2月7日(日曜日)から10日(水曜日)まで、アッバース・パレスチナ自治政府大統領が来日したところ、概要と評価は以下のとおりです。
1.主要日程
2月7日(日曜日) 広島訪問
2月8日(月曜日) 日パレスチナ首脳会談、総理主催夕食会等
2月9日(火曜日) 衆参両議長との会談、中東調査会主催講演会、岡田大臣主催夕食会等
2.主な随行者
(1)マーリキ・パレスチナ自治政府外務庁長官
(2)アッザーム・アフマド・パレスチナ立法評議会ファタハ会派長
(3)ムハンマド・ムスタファ・パレスチナ投資基金総裁
(4)アブルデイネ大統領府報道官
(5)ハーリディー外交政策担当大統領補佐官
3.概要
- (1)アッバース大統領は、東京訪問に先立ち広島を訪れ、湯﨑広島県知事との会談後、平和記念公園を訪問し、秋葉広島市長らによる案内の下、原爆死没者慰霊碑にて献花を行い、平和記念資料館を視察しました。
- (2)8日の日パレスチナ首脳会談では、鳩山総理から、次の点を伝えました。
(イ)イスラエルとの共存を目指すアッバース大統領の和平路線を高く評価し、支持する。中東各国と友好関係を有する日本として、米国等国際社会と連携しつつ、中東和平実現のために役割を果たしていきたい。
(ロ)パレスチナ自治区の経済発展のため、日本はこれまで10億ドルを超える支援を行ってきており、「平和と繁栄の回廊/ジェリコ農産業団地構想」を引き続き進めていく考え。
(ハ)パレスチナ国家建設を支援する観点から、(a)国家建設に向けた制度づくり、人づくり、(b)民間部門の交流の活性化を提案。
(ニ)また、日本が、東アジア諸国とともに、パレスチナ国家建設を支援し、中東和平に貢献していくとの構想を提案。 - (3)アッバース大統領からは、日本の政治的・経済的役割を高く評価しつつ、パレスチナ自治政府の中東和平への取り組みとパレスチナ内部の和解問題への取り組みについて説明がありました。

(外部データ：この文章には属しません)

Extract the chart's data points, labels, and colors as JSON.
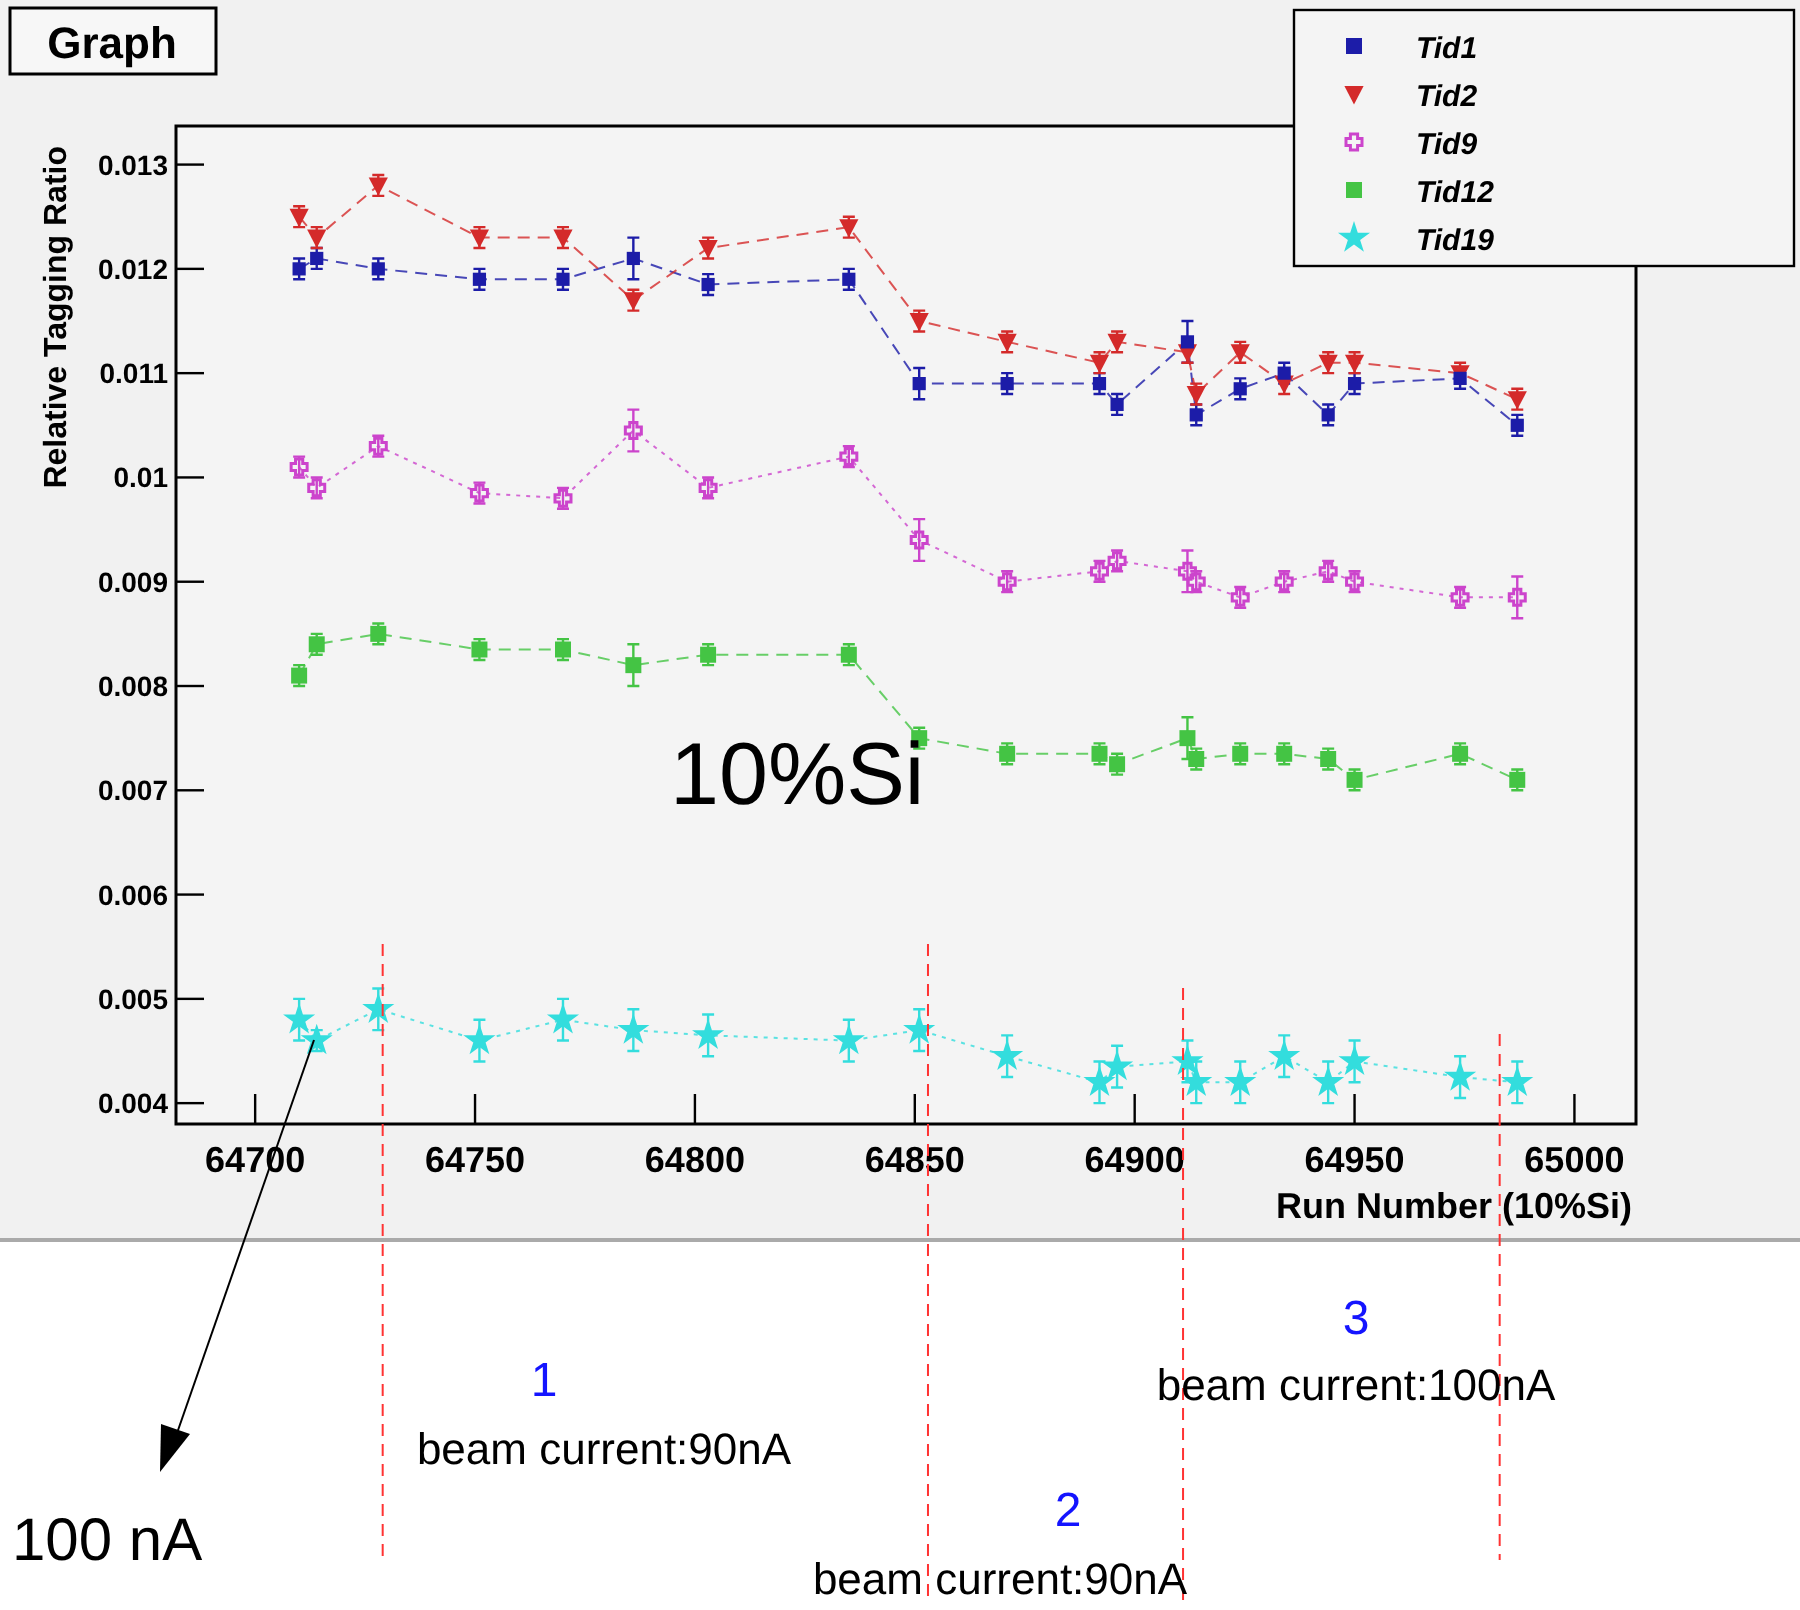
{
  "chart_data": {
    "type": "line",
    "title": "Graph",
    "xlabel": "Run Number (10%Si)",
    "ylabel": "Relative Tagging Ratio",
    "x": [
      64710,
      64714,
      64728,
      64751,
      64770,
      64786,
      64803,
      64835,
      64851,
      64871,
      64892,
      64896,
      64912,
      64914,
      64924,
      64934,
      64944,
      64950,
      64974,
      64987
    ],
    "series": [
      {
        "name": "Tid1",
        "color": "#1c1ca8",
        "marker": "square",
        "line_style": "dashed",
        "values": [
          0.012,
          0.0121,
          0.012,
          0.0119,
          0.0119,
          0.0121,
          0.01185,
          0.0119,
          0.0109,
          0.0109,
          0.0109,
          0.0107,
          0.0113,
          0.0106,
          0.01085,
          0.011,
          0.0106,
          0.0109,
          0.01095,
          0.0105
        ],
        "errors": [
          0.0001,
          0.0001,
          0.0001,
          0.0001,
          0.0001,
          0.0002,
          0.0001,
          0.0001,
          0.00015,
          0.0001,
          0.0001,
          0.0001,
          0.0002,
          0.0001,
          0.0001,
          0.0001,
          0.0001,
          0.0001,
          0.0001,
          0.0001
        ]
      },
      {
        "name": "Tid2",
        "color": "#d42a2a",
        "marker": "triangle",
        "line_style": "dashed",
        "values": [
          0.0125,
          0.0123,
          0.0128,
          0.0123,
          0.0123,
          0.0117,
          0.0122,
          0.0124,
          0.0115,
          0.0113,
          0.0111,
          0.0113,
          0.0112,
          0.0108,
          0.0112,
          0.0109,
          0.0111,
          0.0111,
          0.011,
          0.01075
        ],
        "errors": [
          0.0001,
          0.0001,
          0.0001,
          0.0001,
          0.0001,
          0.0001,
          0.0001,
          0.0001,
          0.0001,
          0.0001,
          0.0001,
          0.0001,
          0.0001,
          0.0001,
          0.0001,
          0.0001,
          0.0001,
          0.0001,
          0.0001,
          0.0001
        ]
      },
      {
        "name": "Tid9",
        "color": "#cc44cc",
        "marker": "cross",
        "line_style": "dotted",
        "values": [
          0.0101,
          0.0099,
          0.0103,
          0.00985,
          0.0098,
          0.01045,
          0.0099,
          0.0102,
          0.0094,
          0.009,
          0.0091,
          0.0092,
          0.0091,
          0.009,
          0.00885,
          0.009,
          0.0091,
          0.009,
          0.00885,
          0.00885
        ],
        "errors": [
          0.0001,
          0.0001,
          0.0001,
          0.0001,
          0.0001,
          0.0002,
          0.0001,
          0.0001,
          0.0002,
          0.0001,
          0.0001,
          0.0001,
          0.0002,
          0.0001,
          0.0001,
          0.0001,
          0.0001,
          0.0001,
          0.0001,
          0.0002
        ]
      },
      {
        "name": "Tid12",
        "color": "#44c444",
        "marker": "square",
        "line_style": "dashed",
        "values": [
          0.0081,
          0.0084,
          0.0085,
          0.00835,
          0.00835,
          0.0082,
          0.0083,
          0.0083,
          0.0075,
          0.00735,
          0.00735,
          0.00725,
          0.0075,
          0.0073,
          0.00735,
          0.00735,
          0.0073,
          0.0071,
          0.00735,
          0.0071
        ],
        "errors": [
          0.0001,
          0.0001,
          0.0001,
          0.0001,
          0.0001,
          0.0002,
          0.0001,
          0.0001,
          0.0001,
          0.0001,
          0.0001,
          0.0001,
          0.0002,
          0.0001,
          0.0001,
          0.0001,
          0.0001,
          0.0001,
          0.0001,
          0.0001
        ]
      },
      {
        "name": "Tid19",
        "color": "#33dddd",
        "marker": "star",
        "line_style": "dotted",
        "values": [
          0.0048,
          0.0046,
          0.0049,
          0.0046,
          0.0048,
          0.0047,
          0.00465,
          0.0046,
          0.0047,
          0.00445,
          0.0042,
          0.00435,
          0.0044,
          0.0042,
          0.0042,
          0.00445,
          0.0042,
          0.0044,
          0.00425,
          0.0042
        ],
        "errors": [
          0.0002,
          0.0001,
          0.0002,
          0.0002,
          0.0002,
          0.0002,
          0.0002,
          0.0002,
          0.0002,
          0.0002,
          0.0002,
          0.0002,
          0.0002,
          0.0002,
          0.0002,
          0.0002,
          0.0002,
          0.0002,
          0.0002,
          0.0002
        ]
      }
    ],
    "xlim": [
      64682,
      65014
    ],
    "xticks": [
      64700,
      64750,
      64800,
      64850,
      64900,
      64950,
      65000
    ],
    "ylim": [
      0.0038,
      0.01337
    ],
    "yticks": [
      0.004,
      0.005,
      0.006,
      0.007,
      0.008,
      0.009,
      0.01,
      0.011,
      0.012,
      0.013
    ],
    "grid": false,
    "legend": "top right",
    "ref_lines": [
      {
        "axis": "x",
        "value": 64729,
        "color": "#ff3333",
        "line_style": "dashed"
      },
      {
        "axis": "x",
        "value": 64853,
        "color": "#ff3333",
        "line_style": "dashed"
      },
      {
        "axis": "x",
        "value": 64911,
        "color": "#ff3333",
        "line_style": "dashed"
      },
      {
        "axis": "x",
        "value": 64983,
        "color": "#ff3333",
        "line_style": "dashed"
      }
    ],
    "annotations": [
      "10%Si",
      "1",
      "beam current:90nA",
      "2",
      "beam current:90nA",
      "3",
      "beam current:100nA",
      "100 nA"
    ]
  }
}
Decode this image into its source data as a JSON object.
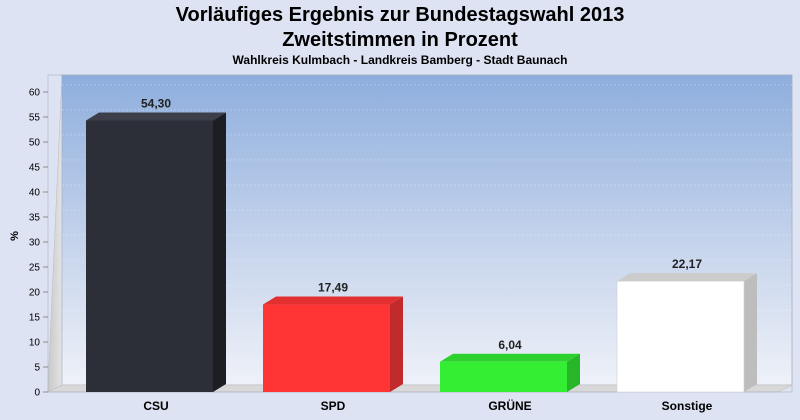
{
  "chart_data": {
    "type": "bar",
    "title": "Vorläufiges Ergebnis zur Bundestagswahl 2013",
    "title2": "Zweitstimmen in Prozent",
    "subtitle": "Wahlkreis Kulmbach - Landkreis Bamberg - Stadt Baunach",
    "ylabel": "%",
    "xlabel": "",
    "ylim": [
      0,
      60
    ],
    "yticks": [
      0,
      5,
      10,
      15,
      20,
      25,
      30,
      35,
      40,
      45,
      50,
      55,
      60
    ],
    "grid": true,
    "categories": [
      "CSU",
      "SPD",
      "GRÜNE",
      "Sonstige"
    ],
    "values": [
      54.3,
      17.49,
      6.04,
      22.17
    ],
    "value_labels": [
      "54,30",
      "17,49",
      "6,04",
      "22,17"
    ],
    "colors": [
      "#2c2f38",
      "#ff3535",
      "#33ee33",
      "#ffffff"
    ]
  }
}
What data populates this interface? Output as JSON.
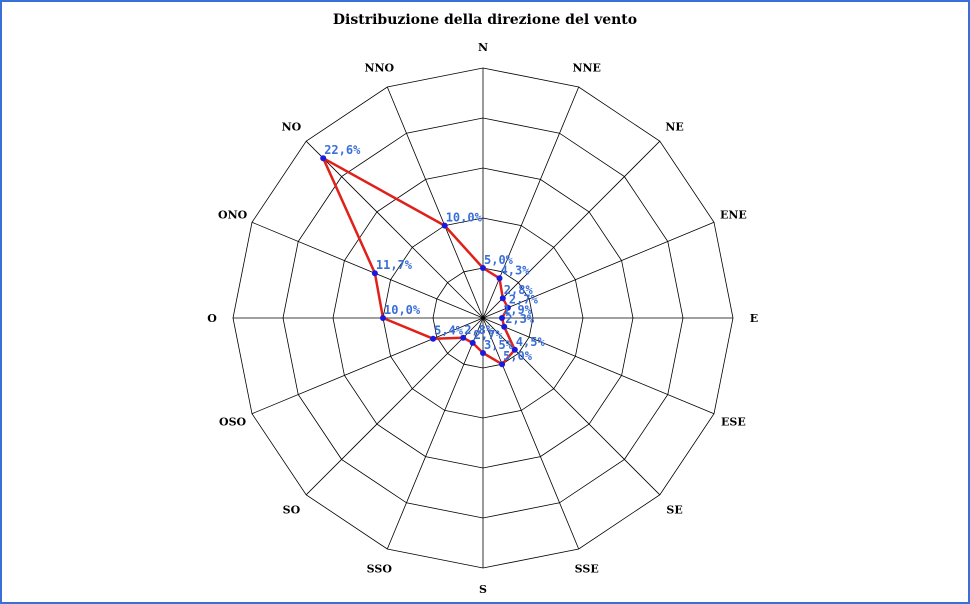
{
  "chart_data": {
    "type": "radar",
    "title": "Distribuzione della direzione del vento",
    "categories": [
      "N",
      "NNE",
      "NE",
      "ENE",
      "E",
      "ESE",
      "SE",
      "SSE",
      "S",
      "SSO",
      "SO",
      "OSO",
      "O",
      "ONO",
      "NO",
      "NNO"
    ],
    "values": [
      5.0,
      4.3,
      2.8,
      2.7,
      1.9,
      2.3,
      4.5,
      5.0,
      3.5,
      2.7,
      2.8,
      5.4,
      10.0,
      11.7,
      22.6,
      10.0
    ],
    "value_labels": [
      "5,0%",
      "4,3%",
      "2,8%",
      "2,7%",
      "1,9%",
      "2,3%",
      "4,5%",
      "5,0%",
      "3,5%",
      "2,7%",
      "2,8%",
      "5,4%",
      "10,0%",
      "11,7%",
      "22,6%",
      "10,0%"
    ],
    "rlim": [
      0,
      25
    ],
    "rings": 5,
    "series_color": "#e0201a",
    "marker_color": "#1a1adf",
    "label_color": "#3a6fd8"
  }
}
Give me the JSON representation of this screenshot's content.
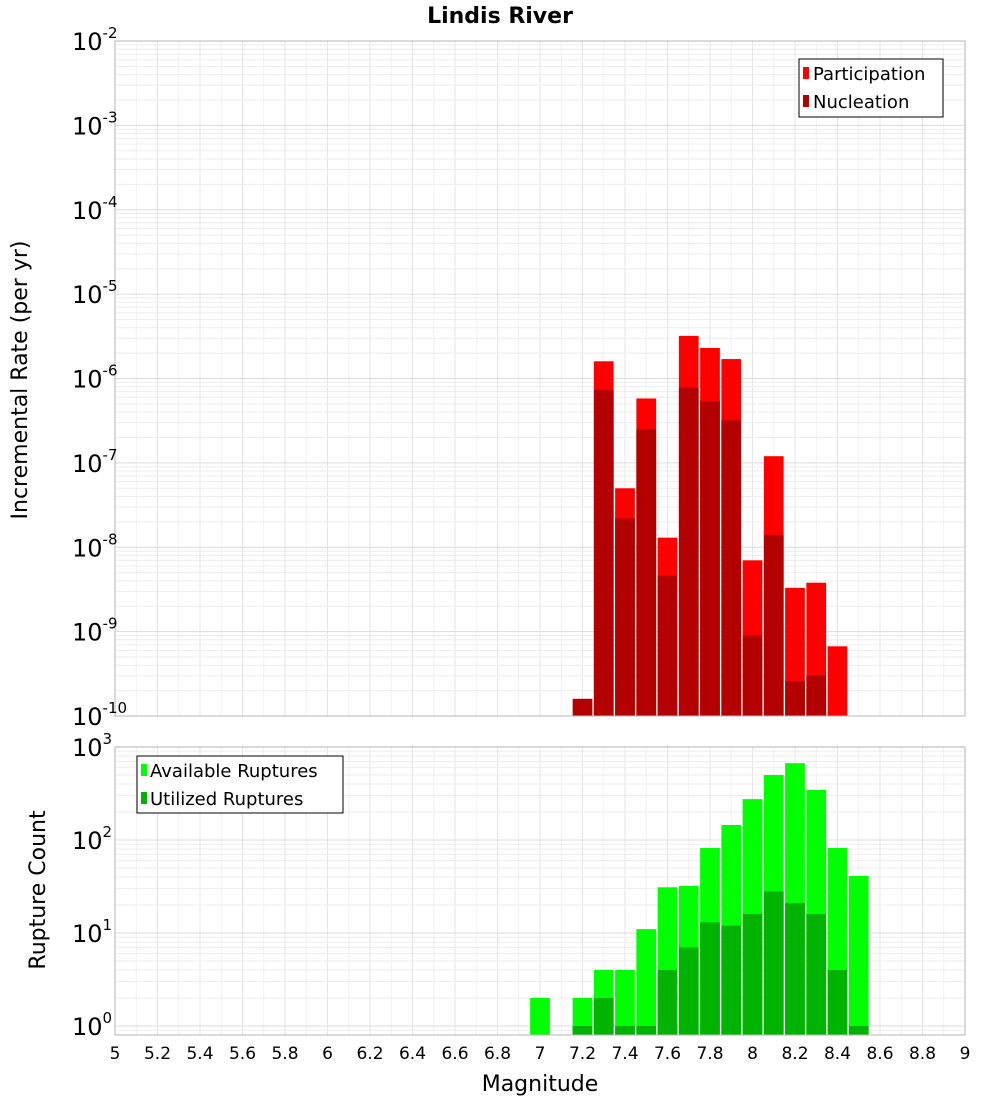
{
  "chart_data": [
    {
      "type": "bar",
      "title": "Lindis River",
      "ylabel": "Incremental Rate (per yr)",
      "yscale": "log",
      "ylim": [
        1e-10,
        0.01
      ],
      "xlim": [
        5,
        9
      ],
      "bin_width": 0.1,
      "grid": true,
      "legend_position": "top-right",
      "y_ticks": [
        {
          "base": "10",
          "exp": "-10"
        },
        {
          "base": "10",
          "exp": "-9"
        },
        {
          "base": "10",
          "exp": "-8"
        },
        {
          "base": "10",
          "exp": "-7"
        },
        {
          "base": "10",
          "exp": "-6"
        },
        {
          "base": "10",
          "exp": "-5"
        },
        {
          "base": "10",
          "exp": "-4"
        },
        {
          "base": "10",
          "exp": "-3"
        },
        {
          "base": "10",
          "exp": "-2"
        }
      ],
      "series": [
        {
          "name": "Participation",
          "color": "#ff0000",
          "x": [
            7.3,
            7.4,
            7.5,
            7.6,
            7.7,
            7.8,
            7.9,
            8.0,
            8.1,
            8.2,
            8.3,
            8.4
          ],
          "values": [
            1.6e-06,
            5e-08,
            5.8e-07,
            1.3e-08,
            3.2e-06,
            2.3e-06,
            1.7e-06,
            7e-09,
            1.2e-07,
            3.3e-09,
            3.8e-09,
            6.7e-10
          ]
        },
        {
          "name": "Nucleation",
          "color": "#b30000",
          "x": [
            7.2,
            7.3,
            7.4,
            7.5,
            7.6,
            7.7,
            7.8,
            7.9,
            8.0,
            8.1,
            8.2,
            8.3
          ],
          "values": [
            1.6e-10,
            7.3e-07,
            2.2e-08,
            2.5e-07,
            4.6e-09,
            7.8e-07,
            5.4e-07,
            3.2e-07,
            9e-10,
            1.4e-08,
            2.6e-10,
            3e-10
          ]
        }
      ]
    },
    {
      "type": "bar",
      "ylabel": "Rupture Count",
      "xlabel": "Magnitude",
      "yscale": "log",
      "ylim": [
        0.8,
        1000
      ],
      "xlim": [
        5,
        9
      ],
      "bin_width": 0.1,
      "grid": true,
      "legend_position": "top-left",
      "x_ticks": [
        "5",
        "5.2",
        "5.4",
        "5.6",
        "5.8",
        "6",
        "6.2",
        "6.4",
        "6.6",
        "6.8",
        "7",
        "7.2",
        "7.4",
        "7.6",
        "7.8",
        "8",
        "8.2",
        "8.4",
        "8.6",
        "8.8",
        "9"
      ],
      "y_ticks": [
        {
          "base": "10",
          "exp": "0"
        },
        {
          "base": "10",
          "exp": "1"
        },
        {
          "base": "10",
          "exp": "2"
        },
        {
          "base": "10",
          "exp": "3"
        }
      ],
      "series": [
        {
          "name": "Available Ruptures",
          "color": "#00ff00",
          "x": [
            7.0,
            7.2,
            7.3,
            7.4,
            7.5,
            7.6,
            7.7,
            7.8,
            7.9,
            8.0,
            8.1,
            8.2,
            8.3,
            8.4,
            8.5
          ],
          "values": [
            2,
            2,
            4,
            4,
            11,
            31,
            32,
            82,
            145,
            275,
            500,
            670,
            345,
            82,
            41
          ]
        },
        {
          "name": "Utilized Ruptures",
          "color": "#00b300",
          "x": [
            7.2,
            7.3,
            7.4,
            7.5,
            7.6,
            7.7,
            7.8,
            7.9,
            8.0,
            8.1,
            8.2,
            8.3,
            8.4,
            8.5
          ],
          "values": [
            1,
            2,
            1,
            1,
            4,
            7,
            13,
            12,
            16,
            28,
            21,
            16,
            4,
            1
          ]
        }
      ]
    }
  ]
}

- (4)会談終了後に、共同プレス・リリース(英文・和文仮訳)を発出しました。
- (5)9日行われた岡田大臣主催夕食会では、上述のような基本的な論点を確認した上で、中東和平の現状と課題について、詳細な議論を行いました。
4.評価
- (1)今般のアッバース大統領の訪日は、2005年以来3回目(大統領として2回目)となります。米国をはじめとする国際社会の和平促進の努力にもかかわらずイスラエル・パレスチナ間の和平交渉が未だに再開されない中、一貫して対イスラエル和平路線を掲げるアッバース大統領への支持を表明することを通じ、日本の和平プロセスへの貢献を示しました。同大統領は国際社会の支持を得るために欧州やアジア各国を周っており、目下の状況下で、国際社会による和平プロセス促進に向けた努力と同調する意義もありました。
- (2)パレスチナ支援については、従来の方針に加えて、「パレスチナ国家建設支援」という観点を加えていく方針を示しました。日本として具体的にいかなる分野で協力をするかは、今後、調査団を派遣して調整するなど、JICA、JETRO等関係機関の協力を得ながら進めていく必要があります。
- (3)東アジア諸国とともに中東和平実現に貢献していくことについては、パレスチナ側から歓迎されており、今後、東アジア関係国及びパレスチナ自治政府と緊密に連絡をとりつつ、構想を具体化していく必要があります。